Ravitch is also wrong to suggest that Teach For America corps members aren't effective. A significant body of rigorous research shows that they are more effective than other beginning teachers and, on average, equally or more effective than veteran teachers. Still, I am the first to admit -- as I do in my book -- that "the bell curve of effectiveness within our corps is still too wide" and "our teachers are still not, on average, changing the trajectory of their students."

I'm not arrogant enough to think, as Ravitch claims, that Teach For America corps members are going to fix this problem during two years of teaching. Ending educational inequality is going to require systemic change and a long-term, sustained effort. There are no shortcuts and no silver bullets. At the core of the solution will be leadership -- people who will pursue bold change as teachers, principals, and district leaders, and who will work to shape a supportive policy and community environment as political leaders, policy makers, and advocates. More often than not, the most effective leaders have been shaped by teaching successfully in high needs classrooms. Because of their experience, they know that it is possible for low-income children to achieve on an absolute scale and understand what we need to do to allow them to fulfill their potential.
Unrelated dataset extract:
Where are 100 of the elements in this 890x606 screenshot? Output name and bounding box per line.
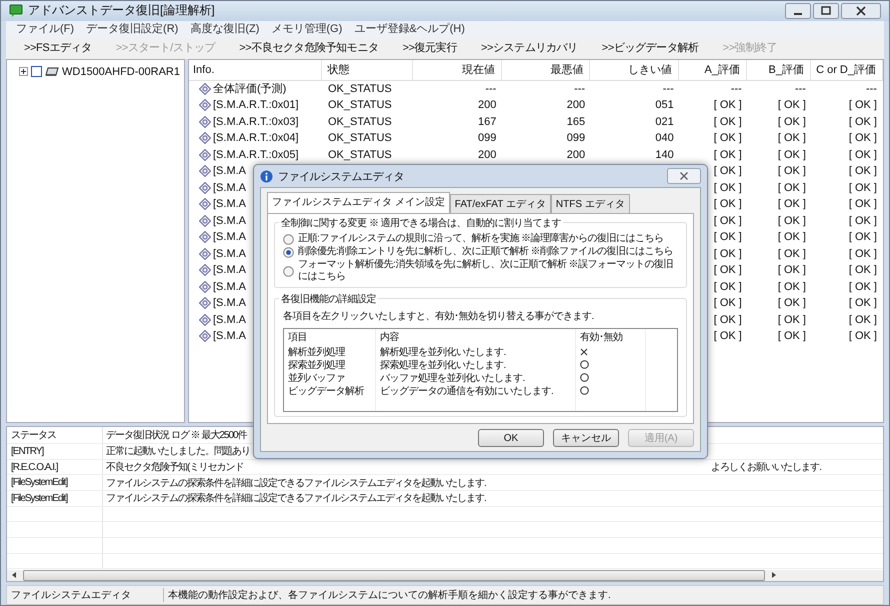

Teach For America is working hard to be one significant source of the leadership we need. More than two-thirds of our 24,000 alumni are working full-time in education. Although few of them intended to enter the field at all before their involvement with Teach For America, today a third of them are teaching, 600 are serving as principals, and many others are working as district leaders. Of the remaining third of our alumni, half have jobs related to low-income communities or schools, and only three percent are working in the private sector -- hardly the "corporate" stereotype Ravitch is so fond of perpetuating. This growing alumni force is working, together with many other dedicated teachers and leaders across the country, to fundamentally change things for the better.

We know we don't have all the answers. Far from "scorning seniority and experience," we seek it out and know we have much to learn from veteran teachers and education leaders. Indeed, we yearn for a more collaborative effort and a more open public discussion about how to ensure that the children growing up facing the immense challenges of poverty gain the opportunities they deserve.

I'm happy to admit that I'm a hopeless optimist. There is too much unproductive cynicism in the dialogue about education reform today. Pieces like Ravitch's -- which completely misrepresent the views and disparage the efforts of those who are working incredibly hard to have an impact -- don't help. Now that there's more concrete evidence than ever before that it is possible to give our nation's most disadvantaged children an excellent education, we have a moral imperative to step up, immerse ourselves in the lessons from their success, and act on them with urgency.